Dalle parti
tra il milanese e il comasco da un po’ di tempo un trio indie-rock sta facendo
parlare di sè e, dopo aver raccolto applausi nei loro concerti locali, ora
cercano di farsi conoscere anche in altri lidi. Per questo i Labradors (Filippo Colombo, voce e chitarra, Fabrizio Fusi al basso e Filippo
Riccardi alla batteria) hanno partorito Growing Back, il loro primo album a
distanza dell’ep Roger Corman, uscito due anni fa.
Per chi ha potuto assistere ai loro live si sarà potuto
rendere conto dell’energia che ci mettono i tre ragazzi brianzoli: canzoni
dirette e trascinanti, eppur sempre di appeal e destinate a fare centro.

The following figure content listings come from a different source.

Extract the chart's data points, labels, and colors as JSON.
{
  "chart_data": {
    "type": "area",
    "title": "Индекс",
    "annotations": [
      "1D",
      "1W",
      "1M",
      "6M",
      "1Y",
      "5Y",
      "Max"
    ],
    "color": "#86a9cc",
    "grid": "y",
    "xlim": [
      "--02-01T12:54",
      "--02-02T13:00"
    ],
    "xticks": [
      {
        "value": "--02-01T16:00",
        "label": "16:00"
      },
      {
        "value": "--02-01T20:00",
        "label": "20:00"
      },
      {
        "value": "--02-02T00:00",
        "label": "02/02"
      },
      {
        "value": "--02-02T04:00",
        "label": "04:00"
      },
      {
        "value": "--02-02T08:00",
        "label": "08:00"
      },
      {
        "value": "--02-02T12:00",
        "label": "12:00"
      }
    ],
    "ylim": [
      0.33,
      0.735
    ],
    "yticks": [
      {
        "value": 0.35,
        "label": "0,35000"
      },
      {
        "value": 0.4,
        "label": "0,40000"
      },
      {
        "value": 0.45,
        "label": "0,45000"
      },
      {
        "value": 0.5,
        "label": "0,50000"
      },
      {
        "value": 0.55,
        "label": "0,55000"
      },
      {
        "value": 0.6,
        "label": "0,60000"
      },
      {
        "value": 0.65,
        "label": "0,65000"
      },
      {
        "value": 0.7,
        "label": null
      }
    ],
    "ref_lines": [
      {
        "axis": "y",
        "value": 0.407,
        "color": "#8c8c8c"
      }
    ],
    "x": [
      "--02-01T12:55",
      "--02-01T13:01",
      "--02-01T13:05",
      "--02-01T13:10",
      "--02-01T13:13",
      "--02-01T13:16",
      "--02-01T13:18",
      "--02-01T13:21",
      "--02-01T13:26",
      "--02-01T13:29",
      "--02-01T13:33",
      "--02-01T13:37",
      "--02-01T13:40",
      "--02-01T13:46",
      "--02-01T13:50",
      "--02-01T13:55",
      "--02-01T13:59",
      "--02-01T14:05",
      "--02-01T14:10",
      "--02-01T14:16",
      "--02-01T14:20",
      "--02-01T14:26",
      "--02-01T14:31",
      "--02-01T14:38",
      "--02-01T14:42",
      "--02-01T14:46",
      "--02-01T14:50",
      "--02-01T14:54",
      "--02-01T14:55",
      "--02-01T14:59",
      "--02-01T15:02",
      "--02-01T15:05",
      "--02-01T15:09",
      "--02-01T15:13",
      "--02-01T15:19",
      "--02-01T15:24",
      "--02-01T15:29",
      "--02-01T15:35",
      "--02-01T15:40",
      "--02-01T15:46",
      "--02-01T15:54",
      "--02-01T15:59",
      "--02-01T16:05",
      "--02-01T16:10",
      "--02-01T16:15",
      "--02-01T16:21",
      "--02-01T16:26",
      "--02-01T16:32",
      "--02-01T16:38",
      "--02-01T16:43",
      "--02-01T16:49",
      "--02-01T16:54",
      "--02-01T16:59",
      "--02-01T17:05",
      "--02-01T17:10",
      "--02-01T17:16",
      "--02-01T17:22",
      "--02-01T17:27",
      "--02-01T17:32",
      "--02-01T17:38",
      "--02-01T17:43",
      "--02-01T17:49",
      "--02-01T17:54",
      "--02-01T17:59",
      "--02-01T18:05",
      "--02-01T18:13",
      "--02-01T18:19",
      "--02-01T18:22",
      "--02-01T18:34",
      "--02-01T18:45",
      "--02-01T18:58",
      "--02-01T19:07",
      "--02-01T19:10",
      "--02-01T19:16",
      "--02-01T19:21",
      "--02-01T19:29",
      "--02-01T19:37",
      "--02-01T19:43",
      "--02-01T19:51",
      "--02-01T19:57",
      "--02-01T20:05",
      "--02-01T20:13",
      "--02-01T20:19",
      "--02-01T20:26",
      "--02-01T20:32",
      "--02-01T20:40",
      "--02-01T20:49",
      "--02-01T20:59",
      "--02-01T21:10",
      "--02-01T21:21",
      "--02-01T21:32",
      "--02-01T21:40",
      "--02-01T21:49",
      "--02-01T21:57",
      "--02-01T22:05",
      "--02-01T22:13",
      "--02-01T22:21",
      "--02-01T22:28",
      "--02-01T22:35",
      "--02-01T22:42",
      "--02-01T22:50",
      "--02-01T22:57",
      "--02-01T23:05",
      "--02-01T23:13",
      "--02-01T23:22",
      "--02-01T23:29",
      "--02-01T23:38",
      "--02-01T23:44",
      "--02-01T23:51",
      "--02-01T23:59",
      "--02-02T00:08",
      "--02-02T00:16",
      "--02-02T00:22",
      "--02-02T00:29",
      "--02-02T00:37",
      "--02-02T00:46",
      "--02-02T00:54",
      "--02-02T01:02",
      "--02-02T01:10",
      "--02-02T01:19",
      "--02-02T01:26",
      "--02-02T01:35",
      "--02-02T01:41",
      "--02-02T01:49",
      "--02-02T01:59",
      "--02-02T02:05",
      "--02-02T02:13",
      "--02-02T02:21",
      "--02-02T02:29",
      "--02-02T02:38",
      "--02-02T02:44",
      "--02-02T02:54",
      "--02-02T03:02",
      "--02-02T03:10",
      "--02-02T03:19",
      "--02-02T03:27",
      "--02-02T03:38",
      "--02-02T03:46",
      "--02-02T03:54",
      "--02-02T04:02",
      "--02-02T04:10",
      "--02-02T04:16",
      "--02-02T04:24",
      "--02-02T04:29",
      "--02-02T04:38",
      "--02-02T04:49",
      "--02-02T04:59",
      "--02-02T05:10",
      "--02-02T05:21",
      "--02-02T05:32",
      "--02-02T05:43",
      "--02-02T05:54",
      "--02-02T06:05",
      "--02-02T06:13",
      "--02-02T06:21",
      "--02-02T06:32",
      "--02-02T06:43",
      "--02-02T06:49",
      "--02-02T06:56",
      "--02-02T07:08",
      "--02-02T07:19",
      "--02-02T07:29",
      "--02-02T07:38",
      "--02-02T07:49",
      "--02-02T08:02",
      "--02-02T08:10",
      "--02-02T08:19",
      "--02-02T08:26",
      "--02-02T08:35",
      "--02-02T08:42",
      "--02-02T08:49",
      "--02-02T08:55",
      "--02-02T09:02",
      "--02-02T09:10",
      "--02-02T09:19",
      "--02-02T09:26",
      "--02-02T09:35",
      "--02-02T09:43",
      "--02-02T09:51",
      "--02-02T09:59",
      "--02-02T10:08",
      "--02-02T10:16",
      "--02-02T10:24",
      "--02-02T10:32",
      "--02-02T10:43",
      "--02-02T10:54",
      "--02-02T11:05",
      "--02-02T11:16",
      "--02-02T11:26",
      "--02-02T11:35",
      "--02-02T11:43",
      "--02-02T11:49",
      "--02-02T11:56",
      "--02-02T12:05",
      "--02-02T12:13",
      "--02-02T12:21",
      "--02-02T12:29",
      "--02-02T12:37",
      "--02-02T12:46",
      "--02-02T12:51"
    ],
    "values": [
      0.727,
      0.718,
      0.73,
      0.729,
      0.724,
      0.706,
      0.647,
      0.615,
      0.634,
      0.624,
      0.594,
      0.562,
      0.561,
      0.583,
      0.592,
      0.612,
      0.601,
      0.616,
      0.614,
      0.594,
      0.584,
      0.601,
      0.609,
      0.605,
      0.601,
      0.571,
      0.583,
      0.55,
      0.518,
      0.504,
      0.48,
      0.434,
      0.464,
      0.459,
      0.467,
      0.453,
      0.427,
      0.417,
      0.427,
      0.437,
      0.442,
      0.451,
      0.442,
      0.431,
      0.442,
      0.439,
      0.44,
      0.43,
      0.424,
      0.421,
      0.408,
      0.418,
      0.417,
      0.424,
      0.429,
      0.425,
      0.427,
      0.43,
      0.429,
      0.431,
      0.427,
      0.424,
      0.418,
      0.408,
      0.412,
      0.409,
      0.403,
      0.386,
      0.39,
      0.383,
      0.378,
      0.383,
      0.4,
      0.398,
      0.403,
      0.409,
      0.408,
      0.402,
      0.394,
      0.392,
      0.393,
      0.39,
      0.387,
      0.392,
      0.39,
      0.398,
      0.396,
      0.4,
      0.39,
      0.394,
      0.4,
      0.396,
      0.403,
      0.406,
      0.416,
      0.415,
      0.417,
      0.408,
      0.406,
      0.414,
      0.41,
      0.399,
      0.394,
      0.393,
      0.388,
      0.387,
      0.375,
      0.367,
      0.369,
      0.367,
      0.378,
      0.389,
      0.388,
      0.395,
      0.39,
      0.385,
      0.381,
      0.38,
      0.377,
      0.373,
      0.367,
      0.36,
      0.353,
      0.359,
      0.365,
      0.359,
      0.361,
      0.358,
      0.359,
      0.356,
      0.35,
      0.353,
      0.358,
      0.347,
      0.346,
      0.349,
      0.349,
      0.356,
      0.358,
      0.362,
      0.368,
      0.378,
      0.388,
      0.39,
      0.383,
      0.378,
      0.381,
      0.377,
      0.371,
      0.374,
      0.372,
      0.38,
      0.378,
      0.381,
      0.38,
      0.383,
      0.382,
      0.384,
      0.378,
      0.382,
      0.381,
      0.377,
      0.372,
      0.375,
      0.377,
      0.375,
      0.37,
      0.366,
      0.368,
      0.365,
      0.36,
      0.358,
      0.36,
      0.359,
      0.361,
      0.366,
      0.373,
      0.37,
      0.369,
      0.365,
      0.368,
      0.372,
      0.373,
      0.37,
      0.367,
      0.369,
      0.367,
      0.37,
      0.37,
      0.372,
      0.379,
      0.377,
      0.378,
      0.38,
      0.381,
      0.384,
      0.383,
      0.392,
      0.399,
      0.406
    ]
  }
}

A
partire dall’iniziale Punch, botta rock che ricorda i My Chemical Romance e
gli ultimi Ministri. C’è il rockabilly che contiene anche un po’ di Blur
(Astrology), le ritmiche Strokes (Sundance) e la indie dei migliori Franz
Ferdinand e dei primi Bloc Party (Can’t go back e Teenage sister).
Ma a parte manifestare tutto il loro stile che riprende
gran parte della indie più conosciuta degli ultimi vent’anni, i Labradors
cercano soluzioni non così banali come la ballata distorta Be my Camille in
cui si distende un falsetto alla Flaming Lips. Quindi i nostri non sono abili
solo nel costruire canzoni piacevoli e di primo impatto, ma danno la sensazione
di essere una band dalle grandi potenzialità in fase di scrittura.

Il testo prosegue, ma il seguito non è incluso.